"Weren't you yellin'?" persisted Rose. "Did you lose your voice doin' it? What in the hell's the matter with you, I say?"
With a sweep of her stout arm, she seized the girl's bare shoulder and shook it till Mary's teeth clicked like castanets.
"I'm not goin' to have any such racket in my house!" the woman asseverated, as she plied her punishment. "You've got to learn first-off to keep your mouth to yourself, and be dead sure if you don't I'll give you a real beatin'."
She tossed Mary from her, as if her victim had been a bundle of straw, and stood up again, arms akimbo, breathing scarcely beyond her normal speed.

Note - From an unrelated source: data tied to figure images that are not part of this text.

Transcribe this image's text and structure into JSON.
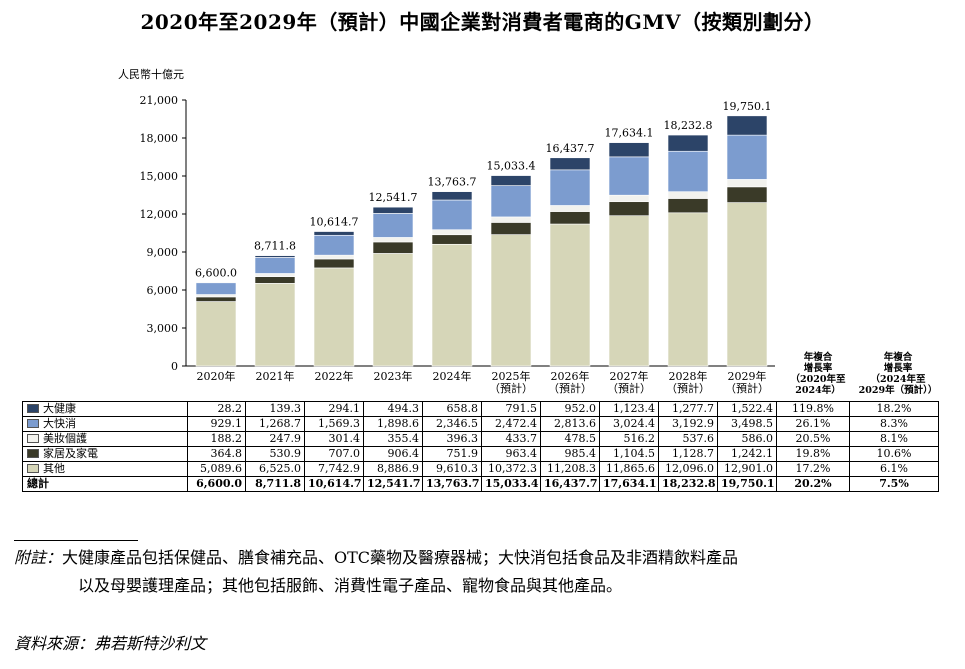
{
  "title": "2020年至2029年（預計）中國企業對消費者電商的GMV（按類別劃分）",
  "chart_data": {
    "type": "bar",
    "stacked": true,
    "unit_label": "人民幣十億元",
    "title": "2020年至2029年（預計）中國企業對消費者電商的GMV（按類別劃分）",
    "xlabel": "",
    "ylabel": "人民幣十億元",
    "ylim": [
      0,
      21000
    ],
    "yticks": [
      0,
      3000,
      6000,
      9000,
      12000,
      15000,
      18000,
      21000
    ],
    "ytick_labels": [
      "0",
      "3,000",
      "6,000",
      "9,000",
      "12,000",
      "15,000",
      "18,000",
      "21,000"
    ],
    "grid": false,
    "legend": "table-left",
    "categories": [
      [
        "2020年"
      ],
      [
        "2021年"
      ],
      [
        "2022年"
      ],
      [
        "2023年"
      ],
      [
        "2024年"
      ],
      [
        "2025年",
        "（預計）"
      ],
      [
        "2026年",
        "（預計）"
      ],
      [
        "2027年",
        "（預計）"
      ],
      [
        "2028年",
        "（預計）"
      ],
      [
        "2029年",
        "（預計）"
      ]
    ],
    "totals": [
      6600.0,
      8711.8,
      10614.7,
      12541.7,
      13763.7,
      15033.4,
      16437.7,
      17634.1,
      18232.8,
      19750.1
    ],
    "total_labels": [
      "6,600.0",
      "8,711.8",
      "10,614.7",
      "12,541.7",
      "13,763.7",
      "15,033.4",
      "16,437.7",
      "17,634.1",
      "18,232.8",
      "19,750.1"
    ],
    "series": [
      {
        "name": "其他",
        "color": "#d6d6b8",
        "values": [
          5089.6,
          6525.0,
          7742.9,
          8886.9,
          9610.3,
          10372.3,
          11208.3,
          11865.6,
          12096.0,
          12901.0
        ]
      },
      {
        "name": "家居及家電",
        "color": "#3a3a28",
        "values": [
          364.8,
          530.9,
          707.0,
          906.4,
          751.9,
          963.4,
          985.4,
          1104.5,
          1128.7,
          1242.1
        ]
      },
      {
        "name": "美妝個護",
        "color": "#f2f2ee",
        "values": [
          188.2,
          247.9,
          301.4,
          355.4,
          396.3,
          433.7,
          478.5,
          516.2,
          537.6,
          586.0
        ]
      },
      {
        "name": "大快消",
        "color": "#7c9ccf",
        "values": [
          929.1,
          1268.7,
          1569.3,
          1898.6,
          2346.5,
          2472.4,
          2813.6,
          3024.4,
          3192.9,
          3498.5
        ]
      },
      {
        "name": "大健康",
        "color": "#2c4468",
        "values": [
          28.2,
          139.3,
          294.1,
          494.3,
          658.8,
          791.5,
          952.0,
          1123.4,
          1277.7,
          1522.4
        ]
      }
    ],
    "cagr_headers": [
      [
        "年複合",
        "增長率",
        "（2020年至",
        "2024年）"
      ],
      [
        "年複合",
        "增長率",
        "（2024年至",
        "2029年（預計））"
      ]
    ]
  },
  "table": {
    "rows": [
      {
        "label": "大健康",
        "color": "#2c4468",
        "cells": [
          "28.2",
          "139.3",
          "294.1",
          "494.3",
          "658.8",
          "791.5",
          "952.0",
          "1,123.4",
          "1,277.7",
          "1,522.4"
        ],
        "cagr1": "119.8%",
        "cagr2": "18.2%"
      },
      {
        "label": "大快消",
        "color": "#7c9ccf",
        "cells": [
          "929.1",
          "1,268.7",
          "1,569.3",
          "1,898.6",
          "2,346.5",
          "2,472.4",
          "2,813.6",
          "3,024.4",
          "3,192.9",
          "3,498.5"
        ],
        "cagr1": "26.1%",
        "cagr2": "8.3%"
      },
      {
        "label": "美妝個護",
        "color": "#f2f2ee",
        "cells": [
          "188.2",
          "247.9",
          "301.4",
          "355.4",
          "396.3",
          "433.7",
          "478.5",
          "516.2",
          "537.6",
          "586.0"
        ],
        "cagr1": "20.5%",
        "cagr2": "8.1%"
      },
      {
        "label": "家居及家電",
        "color": "#3a3a28",
        "cells": [
          "364.8",
          "530.9",
          "707.0",
          "906.4",
          "751.9",
          "963.4",
          "985.4",
          "1,104.5",
          "1,128.7",
          "1,242.1"
        ],
        "cagr1": "19.8%",
        "cagr2": "10.6%"
      },
      {
        "label": "其他",
        "color": "#d6d6b8",
        "cells": [
          "5,089.6",
          "6,525.0",
          "7,742.9",
          "8,886.9",
          "9,610.3",
          "10,372.3",
          "11,208.3",
          "11,865.6",
          "12,096.0",
          "12,901.0"
        ],
        "cagr1": "17.2%",
        "cagr2": "6.1%"
      },
      {
        "label": "總計",
        "color": "",
        "cells": [
          "6,600.0",
          "8,711.8",
          "10,614.7",
          "12,541.7",
          "13,763.7",
          "15,033.4",
          "16,437.7",
          "17,634.1",
          "18,232.8",
          "19,750.1"
        ],
        "cagr1": "20.2%",
        "cagr2": "7.5%",
        "total": true
      }
    ]
  },
  "notes": {
    "note_label": "附註：",
    "note_line1": "大健康產品包括保健品、膳食補充品、OTC藥物及醫療器械；大快消包括食品及非酒精飲料產品",
    "note_line2": "以及母嬰護理產品；其他包括服飾、消費性電子產品、寵物食品與其他產品。",
    "source": "資料來源：弗若斯特沙利文"
  }
}
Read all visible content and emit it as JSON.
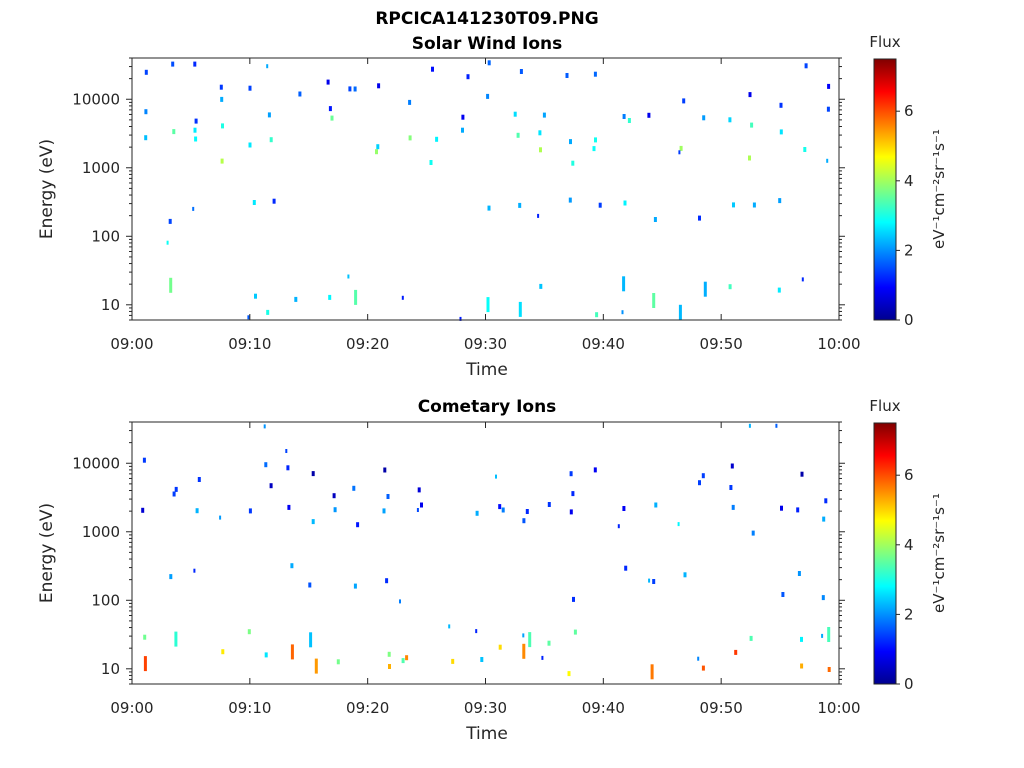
{
  "figure_title": "RPCICA141230T09.PNG",
  "colormap": [
    "#00008f",
    "#0000ff",
    "#0080ff",
    "#00ffff",
    "#80ff80",
    "#ffff00",
    "#ff8000",
    "#ff0000",
    "#800000"
  ],
  "chart_data": [
    {
      "type": "heatmap",
      "title": "Solar Wind Ions",
      "xlabel": "Time",
      "ylabel": "Energy (eV)",
      "x_ticks": [
        "09:00",
        "09:10",
        "09:20",
        "09:30",
        "09:40",
        "09:50",
        "10:00"
      ],
      "xlim_minutes": [
        0,
        60
      ],
      "y_scale": "log",
      "y_ticks": [
        "10",
        "100",
        "1000",
        "10000"
      ],
      "ylim": [
        6,
        40000
      ],
      "colorbar": {
        "label": "Flux",
        "units": "eV⁻¹cm⁻²sr⁻¹s⁻¹",
        "range": [
          0,
          7.5
        ],
        "ticks": [
          "0",
          "2",
          "4",
          "6"
        ]
      },
      "band_values": [
        {
          "energy": 1700,
          "flux": 3.5
        },
        {
          "energy": 3500,
          "flux": 2.8
        },
        {
          "energy": 8000,
          "flux": 1.5
        },
        {
          "energy": 20000,
          "flux": 1.2
        },
        {
          "energy": 12,
          "flux": 3.0
        },
        {
          "energy": 200,
          "flux": 2.0
        }
      ]
    },
    {
      "type": "heatmap",
      "title": "Cometary Ions",
      "xlabel": "Time",
      "ylabel": "Energy (eV)",
      "x_ticks": [
        "09:00",
        "09:10",
        "09:20",
        "09:30",
        "09:40",
        "09:50",
        "10:00"
      ],
      "xlim_minutes": [
        0,
        60
      ],
      "y_scale": "log",
      "y_ticks": [
        "10",
        "100",
        "1000",
        "10000"
      ],
      "ylim": [
        6,
        40000
      ],
      "colorbar": {
        "label": "Flux",
        "units": "eV⁻¹cm⁻²sr⁻¹s⁻¹",
        "range": [
          0,
          7.5
        ],
        "ticks": [
          "0",
          "2",
          "4",
          "6"
        ]
      },
      "band_values": [
        {
          "energy": 12,
          "flux": 5.5
        },
        {
          "energy": 22,
          "flux": 3.0
        },
        {
          "energy": 1700,
          "flux": 1.5
        },
        {
          "energy": 3500,
          "flux": 1.2
        },
        {
          "energy": 7000,
          "flux": 1.0
        },
        {
          "energy": 180,
          "flux": 2.0
        }
      ]
    }
  ]
}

Mary was half mad and wholly sick with dread. She wanted to cry out for rescue and dared not. She wanted to rise and try to force the door or break open the shutters, but she could not move. She could only lie there panting for breath, with her mouth gasping and her heart hammering at her breast. She had closed her eyes. She opened them just in time to see Rose, whose slippered foot had touched something on the floor, stoop, pick up, and place beside the key in her bosom, a crumpled purple-bordered handkerchief.
"Now then," said the woman in a tone that, if still hard, was at least less intense than its predecessor, "try to tell me what's the trouble, like somebody this side of Matteawan."
With a supreme lunge at courage, Mary got her voice.
"I want my clothes," she said dully. "And where's Max?"
"Your clothes ain't fit to wear," said Rose; "an' I don't know where Max is. What you need is breakfast."
"I want my clothes," monotonously repeated Mary. "I couldn't eat to save my life. Hasn't Max come back?"